Пан прилег отдохнуть на койку.
— Значит, ты думаешь, что мы попали сюда, потому что я слишком много знаю о «Куке»? Но я ничего не видел, кроме палубы и вашей столовой.
— Мичманской кают-компании, — поправил Горилла.
— Вот видишь! Я не разбираюсь в кораблях. Это был первый корабль, на котором я побывал. Я не мог бы сравнить его с другим кораблем или хотя бы описать. Как ты думаешь, если я скажу им это, они нас выпустят?

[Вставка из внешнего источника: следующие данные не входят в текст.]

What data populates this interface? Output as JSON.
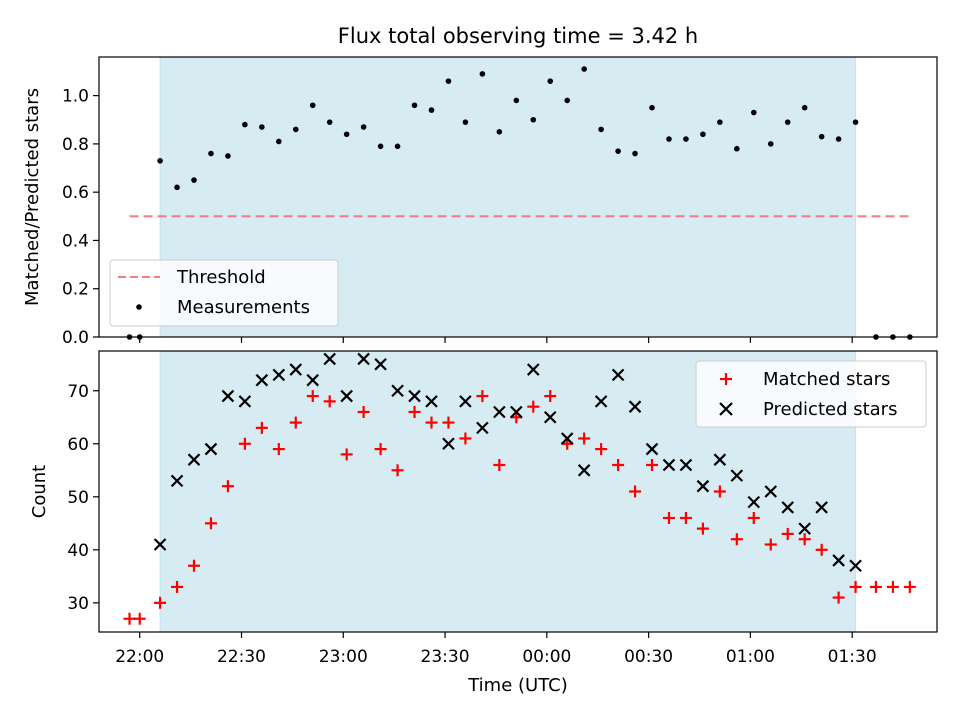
{
  "chart_data": [
    {
      "type": "scatter",
      "title": "Flux total observing time = 3.42 h",
      "ylabel": "Matched/Predicted stars",
      "xlabel": "",
      "ylim": [
        0,
        1.16
      ],
      "yticks": [
        "0.0",
        "0.2",
        "0.4",
        "0.6",
        "0.8",
        "1.0"
      ],
      "grid": false,
      "legend_position": "lower-left",
      "threshold": {
        "name": "Threshold",
        "value": 0.5,
        "x_range": [
          "21:57",
          "01:47"
        ],
        "color": "#f08080"
      },
      "shaded_span": {
        "from": "22:06",
        "to": "01:31",
        "color": "#add8e6"
      },
      "series": [
        {
          "name": "Measurements",
          "marker": "dot",
          "color": "#000000",
          "x": [
            "21:57",
            "22:00",
            "22:06",
            "22:11",
            "22:16",
            "22:21",
            "22:26",
            "22:31",
            "22:36",
            "22:41",
            "22:46",
            "22:51",
            "22:56",
            "23:01",
            "23:06",
            "23:11",
            "23:16",
            "23:21",
            "23:26",
            "23:31",
            "23:36",
            "23:41",
            "23:46",
            "23:51",
            "23:56",
            "00:01",
            "00:06",
            "00:11",
            "00:16",
            "00:21",
            "00:26",
            "00:31",
            "00:36",
            "00:41",
            "00:46",
            "00:51",
            "00:56",
            "01:01",
            "01:06",
            "01:11",
            "01:16",
            "01:21",
            "01:26",
            "01:31",
            "01:37",
            "01:42",
            "01:47"
          ],
          "y": [
            0.0,
            0.0,
            0.73,
            0.62,
            0.65,
            0.76,
            0.75,
            0.88,
            0.87,
            0.81,
            0.86,
            0.96,
            0.89,
            0.84,
            0.87,
            0.79,
            0.79,
            0.96,
            0.94,
            1.06,
            0.89,
            1.09,
            0.85,
            0.98,
            0.9,
            1.06,
            0.98,
            1.11,
            0.86,
            0.77,
            0.76,
            0.95,
            0.82,
            0.82,
            0.84,
            0.89,
            0.78,
            0.93,
            0.8,
            0.89,
            0.95,
            0.83,
            0.82,
            0.89,
            0.0,
            0.0,
            0.0
          ]
        }
      ]
    },
    {
      "type": "scatter",
      "title": "",
      "ylabel": "Count",
      "xlabel": "Time (UTC)",
      "ylim": [
        24.5,
        77.5
      ],
      "yticks": [
        "30",
        "40",
        "50",
        "60",
        "70"
      ],
      "xlim": [
        "21:48",
        "01:55"
      ],
      "xticks": [
        "22:00",
        "22:30",
        "23:00",
        "23:30",
        "00:00",
        "00:30",
        "01:00",
        "01:30"
      ],
      "grid": false,
      "legend_position": "upper-right",
      "shaded_span": {
        "from": "22:06",
        "to": "01:31",
        "color": "#add8e6"
      },
      "series": [
        {
          "name": "Matched stars",
          "marker": "plus",
          "color": "#ff0000",
          "x": [
            "21:57",
            "22:00",
            "22:06",
            "22:11",
            "22:16",
            "22:21",
            "22:26",
            "22:31",
            "22:36",
            "22:41",
            "22:46",
            "22:51",
            "22:56",
            "23:01",
            "23:06",
            "23:11",
            "23:16",
            "23:21",
            "23:26",
            "23:31",
            "23:36",
            "23:41",
            "23:46",
            "23:51",
            "23:56",
            "00:01",
            "00:06",
            "00:11",
            "00:16",
            "00:21",
            "00:26",
            "00:31",
            "00:36",
            "00:41",
            "00:46",
            "00:51",
            "00:56",
            "01:01",
            "01:06",
            "01:11",
            "01:16",
            "01:21",
            "01:26",
            "01:31",
            "01:37",
            "01:42",
            "01:47"
          ],
          "y": [
            27,
            27,
            30,
            33,
            37,
            45,
            52,
            60,
            63,
            59,
            64,
            69,
            68,
            58,
            66,
            59,
            55,
            66,
            64,
            64,
            61,
            69,
            56,
            65,
            67,
            69,
            60,
            61,
            59,
            56,
            51,
            56,
            46,
            46,
            44,
            51,
            42,
            46,
            41,
            43,
            42,
            40,
            31,
            33,
            33,
            33,
            33
          ]
        },
        {
          "name": "Predicted stars",
          "marker": "x",
          "color": "#000000",
          "x": [
            "22:06",
            "22:11",
            "22:16",
            "22:21",
            "22:26",
            "22:31",
            "22:36",
            "22:41",
            "22:46",
            "22:51",
            "22:56",
            "23:01",
            "23:06",
            "23:11",
            "23:16",
            "23:21",
            "23:26",
            "23:31",
            "23:36",
            "23:41",
            "23:46",
            "23:51",
            "23:56",
            "00:01",
            "00:06",
            "00:11",
            "00:16",
            "00:21",
            "00:26",
            "00:31",
            "00:36",
            "00:41",
            "00:46",
            "00:51",
            "00:56",
            "01:01",
            "01:06",
            "01:11",
            "01:16",
            "01:21",
            "01:26",
            "01:31"
          ],
          "y": [
            41,
            53,
            57,
            59,
            69,
            68,
            72,
            73,
            74,
            72,
            76,
            69,
            76,
            75,
            70,
            69,
            68,
            60,
            68,
            63,
            66,
            66,
            74,
            65,
            61,
            55,
            68,
            73,
            67,
            59,
            56,
            56,
            52,
            57,
            54,
            49,
            51,
            48,
            44,
            48,
            38,
            37
          ]
        }
      ]
    }
  ]
}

— Как ты разогнал космический корабль быстрее света? — спросил Счастливчик. — Вот что они хотят узнать.
— Но человек не подготовлен к таким знаниям, — сказал Пан. — Он применил бы их в войне.
— Да, — согласился Горилла. — Потому-то мы и попали на губу. И верно, надолго.
Пан прыгал в своей клетке, хватаясь за прутья решетки и взбираясь все выше, пока не добрался до самого верха. Повиснув на одной руке, он для пробы отковырнул кусок известки там, где в потолок входил прут решетки, и отправил известку в рот. Потом выплюнул ее и прыгнул на койку.
— Я проголодался.
— Ты им этого не говори, — посоветовал Горилла. — А то они не будут кормить тебя, пока ты им не скажешь все.
— А он не скажет, — вставил Счастливчик.
— Он и не должен говорить, — сказал Горилла. — Война плохое дело.
— Ты рассуждаешь как горилла. Голодать — тоже не дело.
— Многие шимпанзе умирали, но не теряли достоинства, сказал Пан. Он ухватился за прутья решетки и немного покачался. Затем снова прыгнул на койку, почистился и закрыл лицо руками.
Вошли два человека, по-видимому выполнявшие здесь обязанности надзирателей и одетые в комбинезоны, которые обычно носят рабочие нефтяных компаний; тут они заменяли униформу. Держа оружие наперевес, они остановились у самой решетки. Следом вошел еще человек и подал еду сначала Горилле, а потом Счастливчику. И вышел.
— А Пану? — спросил Горилла.
— Ему жрать не дадут, — сказал один из стражей.
Горилла фыркнул и взял со своего подноса кусок хлеба.
— Держи, Пан.
— Нельзя, морячок, — сказал страж и поднял дуло своего автомата.
— Ребята, это же не по-человечески! — воскликнул Счастливчик.
— Наоборот, — сказал Пан. — Именно по-человечески.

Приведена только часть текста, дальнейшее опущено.